Os resultados expuseram um realinhamento político geracional que não se explica por etnia ou religião. Lander venceu em um dos maiores distritos judeus de Nova York, apesar de suas críticas contundentes às ações de Israel em Gaza. Nova York abriga cerca de 1,3 milhão de judeus, a maior população judaica fora de Israel. Tanto Valdez quanto Lander triunfaram em distritos com grande eleitorado judaico.
Uma pesquisa realizada pelo The Mellman Group em março de 2026 indicou que a maioria dos eleitores judeus continua se identificando como democrata, mas a maioria se opôs aos recentes ataques estadunidenses ao Irã e afirmou que o presidente dos Estados Unidos, Donald Trump, deveria ter buscado a aprovação do Congresso antes de autorizar a ação militar.
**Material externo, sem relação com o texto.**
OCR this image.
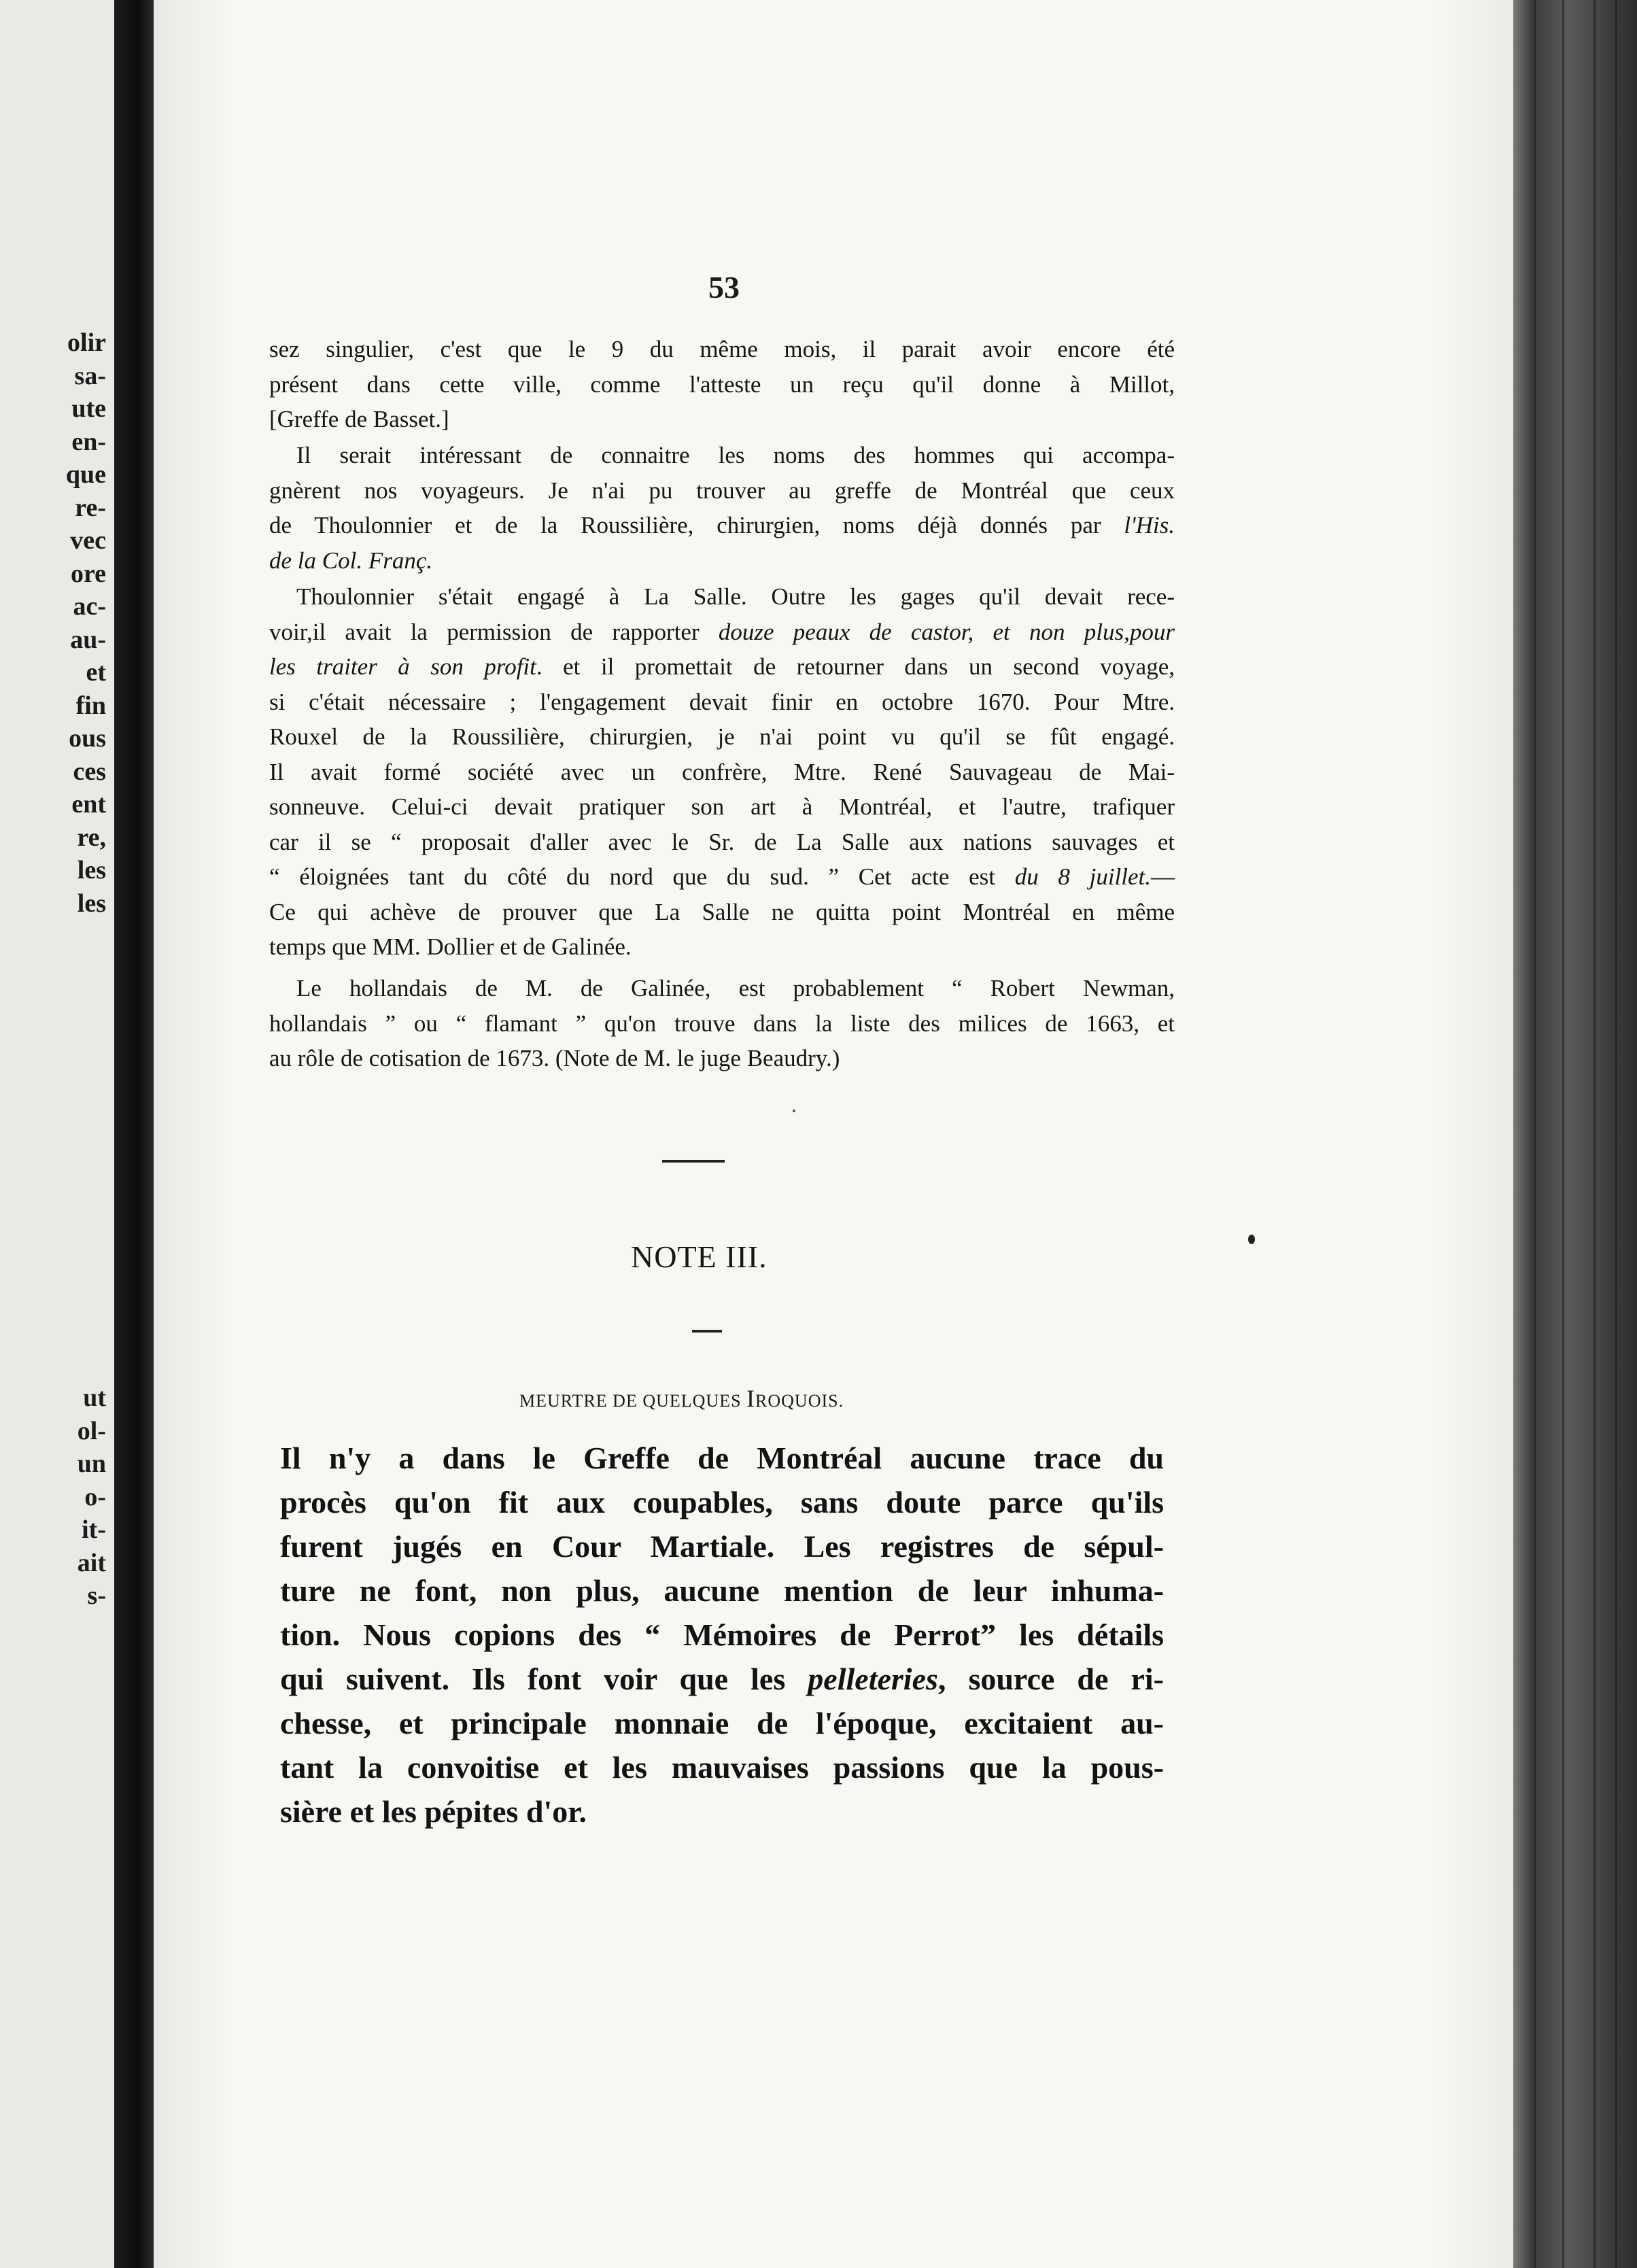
olir
sa-
ute
en-
que
re-
vec
ore
ac-
au-
et
fin
ous
ces
ent
re,
les
les
ut
ol-
un
o-
it-
ait
s-
53
sez singulier, c'est que le 9 du même mois, il parait avoir encore été
présent dans cette ville, comme l'atteste un reçu qu'il donne à Millot,
[Greffe de Basset.]
Il serait intéressant de connaitre les noms des hommes qui accompa-
gnèrent nos voyageurs. Je n'ai pu trouver au greffe de Montréal que ceux
de Thoulonnier et de la Roussilière, chirurgien, noms déjà donnés par l'His.
de la Col. Franç.
Thoulonnier s'était engagé à La Salle. Outre les gages qu'il devait rece-
voir,il avait la permission de rapporter douze peaux de castor, et non plus,pour
les traiter à son profit. et il promettait de retourner dans un second voyage,
si c'était nécessaire ; l'engagement devait finir en octobre 1670. Pour Mtre.
Rouxel de la Roussilière, chirurgien, je n'ai point vu qu'il se fût engagé.
Il avait formé société avec un confrère, Mtre. René Sauvageau de Mai-
sonneuve. Celui-ci devait pratiquer son art à Montréal, et l'autre, trafiquer
car il se “ proposait d'aller avec le Sr. de La Salle aux nations sauvages et
“ éloignées tant du côté du nord que du sud. ” Cet acte est du 8 juillet.—
Ce qui achève de prouver que La Salle ne quitta point Montréal en même
temps que MM. Dollier et de Galinée.
Le hollandais de M. de Galinée, est probablement “ Robert Newman,
hollandais ” ou “ flamant ” qu'on trouve dans la liste des milices de 1663, et
au rôle de cotisation de 1673. (Note de M. le juge Beaudry.)
NOTE III.
MEURTRE DE QUELQUES IROQUOIS.
Il n'y a dans le Greffe de Montréal aucune trace du
procès qu'on fit aux coupables, sans doute parce qu'ils
furent jugés en Cour Martiale. Les registres de sépul-
ture ne font, non plus, aucune mention de leur inhuma-
tion. Nous copions des “ Mémoires de Perrot” les détails
qui suivent. Ils font voir que les pelleteries, source de ri-
chesse, et principale monnaie de l'époque, excitaient au-
tant la convoitise et les mauvaises passions que la pous-
sière et les pépites d'or.
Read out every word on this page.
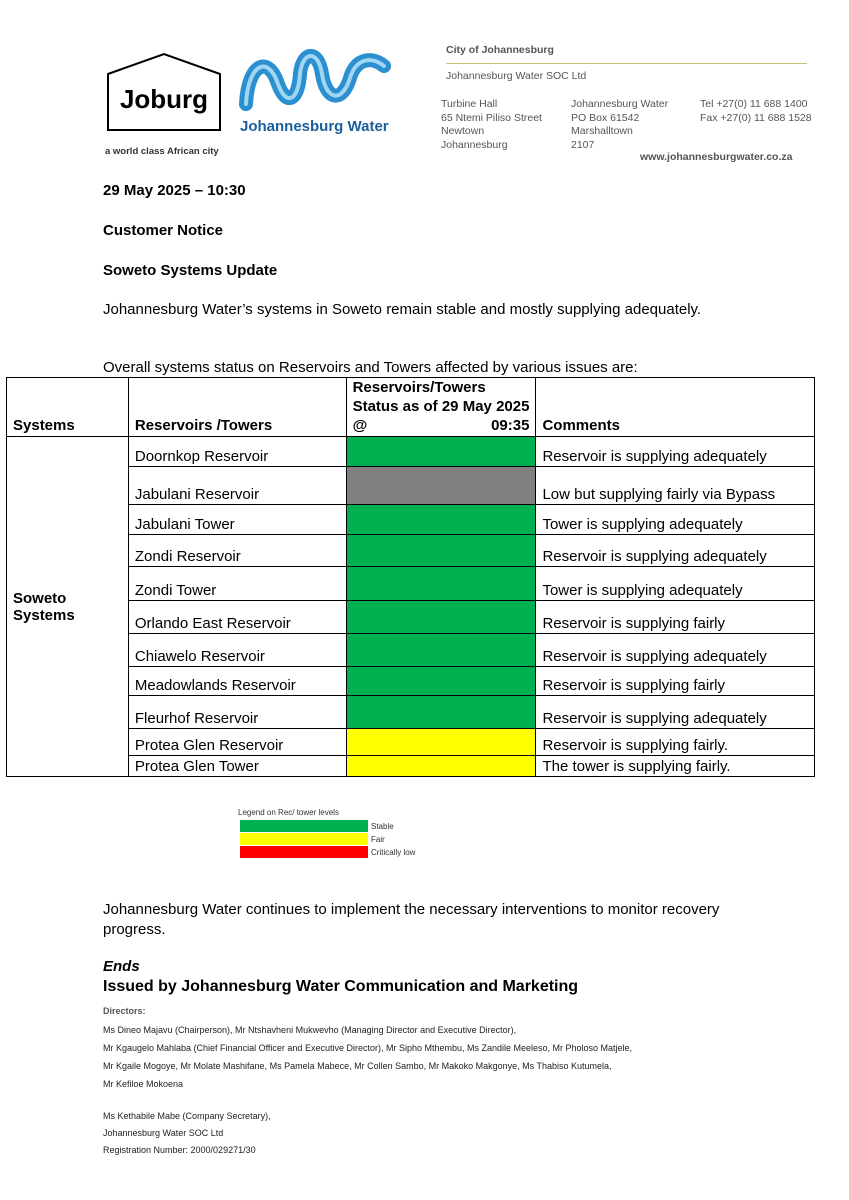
Joburg
a world class African city
Johannesburg Water
City of Johannesburg
Johannesburg Water SOC Ltd
Turbine Hall
65 Ntemi Piliso Street
Newtown
Johannesburg
Johannesburg Water
PO Box 61542
Marshalltown
2107
Tel +27(0) 11 688 1400
Fax +27(0) 11 688 1528
www.johannesburgwater.co.za
29 May 2025 – 10:30
Customer Notice
Soweto Systems Update
Johannesburg Water’s systems in Soweto remain stable and mostly supplying adequately.
Overall systems status on Reservoirs and Towers affected by various issues are:
Systems	Reservoirs /Towers	Reservoirs/Towers Status as of 29 May 2025 @ 09:35	Comments
Soweto Systems	Doornkop Reservoir		Reservoir is supplying adequately
	Jabulani Reservoir		Low but supplying fairly via Bypass
	Jabulani Tower		Tower is supplying adequately
	Zondi Reservoir		Reservoir is supplying adequately
	Zondi Tower		Tower is supplying adequately
	Orlando East Reservoir		Reservoir is supplying fairly
	Chiawelo Reservoir		Reservoir is supplying adequately
	Meadowlands Reservoir		Reservoir is supplying fairly
	Fleurhof Reservoir		Reservoir is supplying adequately
	Protea Glen Reservoir		Reservoir is supplying fairly.
	Protea Glen Tower		The tower is supplying fairly.
Legend on Rec/ tower levels
Stable
Fair
Critically low
Johannesburg Water continues to implement the necessary interventions to monitor recovery progress.
Ends
Issued by Johannesburg Water Communication and Marketing
Directors:
Ms Dineo Majavu (Chairperson), Mr Ntshavheni Mukwevho (Managing Director and Executive Director),
Mr Kgaugelo Mahlaba (Chief Financial Officer and Executive Director), Mr Sipho Mthembu, Ms Zandile Meeleso, Mr Pholoso Matjele,
Mr Kgaile Mogoye, Mr Molate Mashifane, Ms Pamela Mabece, Mr Collen Sambo, Mr Makoko Makgonye, Ms Thabiso Kutumela,
Mr Kefiloe Mokoena
Ms Kethabile Mabe (Company Secretary),
Johannesburg Water SOC Ltd
Registration Number: 2000/029271/30
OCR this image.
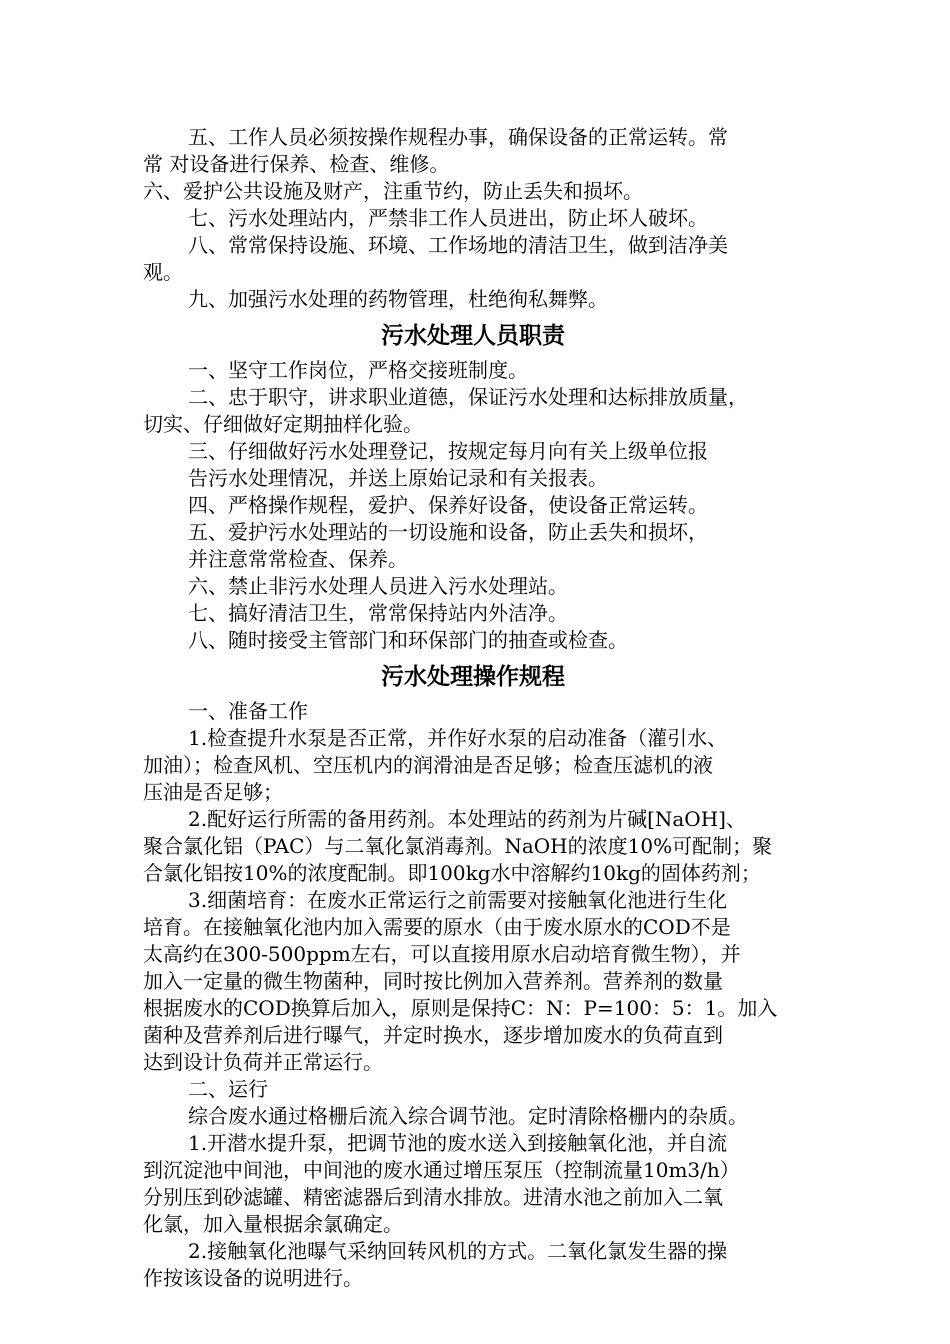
五、工作人员必须按操作规程办事，确保设备的正常运转。常
常 对设备进行保养、检查、维修。
六、爱护公共设施及财产，注重节约，防止丢失和损坏。
七、污水处理站内，严禁非工作人员进出，防止坏人破坏。
八、常常保持设施、环境、工作场地的清洁卫生，做到洁净美
观。
九、加强污水处理的药物管理，杜绝徇私舞弊。
污水处理人员职责
一、坚守工作岗位，严格交接班制度。
二、忠于职守，讲求职业道德，保证污水处理和达标排放质量，
切实、仔细做好定期抽样化验。
三、仔细做好污水处理登记，按规定每月向有关上级单位报
告污水处理情况，并送上原始记录和有关报表。
四、严格操作规程，爱护、保养好设备，使设备正常运转。
五、爱护污水处理站的一切设施和设备，防止丢失和损坏，
并注意常常检查、保养。
六、禁止非污水处理人员进入污水处理站。
七、搞好清洁卫生，常常保持站内外洁净。
八、随时接受主管部门和环保部门的抽查或检查。
污水处理操作规程
一、准备工作
1.检查提升水泵是否正常，并作好水泵的启动准备（灌引水、
加油）；检查风机、空压机内的润滑油是否足够；检查压滤机的液
压油是否足够；
2.配好运行所需的备用药剂。本处理站的药剂为片碱[NaOH]、
聚合氯化铝（PAC）与二氧化氯消毒剂。NaOH的浓度10%可配制；聚
合氯化铝按10%的浓度配制。即100kg水中溶解约10kg的固体药剂；
3.细菌培育：在废水正常运行之前需要对接触氧化池进行生化
培育。在接触氧化池内加入需要的原水（由于废水原水的COD不是
太高约在300-500ppm左右，可以直接用原水启动培育微生物），并
加入一定量的微生物菌种，同时按比例加入营养剂。营养剂的数量
根据废水的COD换算后加入，原则是保持C：N：P=100：5：1。加入
菌种及营养剂后进行曝气，并定时换水，逐步增加废水的负荷直到
达到设计负荷并正常运行。
二、运行
综合废水通过格栅后流入综合调节池。定时清除格栅内的杂质。
1.开潜水提升泵，把调节池的废水送入到接触氧化池，并自流
到沉淀池中间池，中间池的废水通过增压泵压（控制流量10m3/h）
分别压到砂滤罐、精密滤器后到清水排放。进清水池之前加入二氧
化氯，加入量根据余氯确定。
2.接触氧化池曝气采纳回转风机的方式。二氧化氯发生器的操
作按该设备的说明进行。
O levantamento revelou ainda que apenas 39% dos entrevistados tinham uma visão favorável do AIPAC.
O AIPAC tornou-se um ponto de conflito central nas campanhas. Mamdani acusou repetidamente a organização de gastar “milhões em dinheiro obscuro” para proteger os democratas do establishment. Na noite da apuração, os presentes na festa de Valdez entoaram cânticos contra o AIPAC enquanto o discurso de concessão de Goldman era exibido nas telas. Goldman reconheceu posteriormente que o genocídio em Gaza desempenhou um papel determinante em sua derrota.
Michael Kranz, judeu asquenazita e engenheiro de software de Park Slope, declarou ao Middle East Eye: “O AIPAC está claramente do lado de quem detém o poder e usa dinheiro e grupos de fachada para influenciar as eleições, o que impede que as pessoas tenham uma chance justa de eleger representantes verdadeiros.” Kranz citou o voto de Goldman, junto com “republicanos de extrema-direita, para censurar o Tribunal Penal Internacional” como evidência dessa influência, e acrescentou: “Um grupo de interesse que age em defesa de um governo estrangeiro não tem o direito de influenciar a política do 10º Distrito Congressional de Nova York.”
Para parcela dos jovens progressistas, as primárias de 23 de junho materializaram a tradução eleitoral do movimento contra o genocídio que mobilizou centenas de milhares de pessoas. Joe Whitcomb, um estudante de direito de 24 anos que votou em Valdez, afirmou: “Os Estados Unidos precisavam de um movimento contra a guerra durante toda a minha vida. Você pode levar milhões às ruas, e isso não muda nada, então começamos a procurar maneiras de fazer intervenções políticas que produzam resultados.”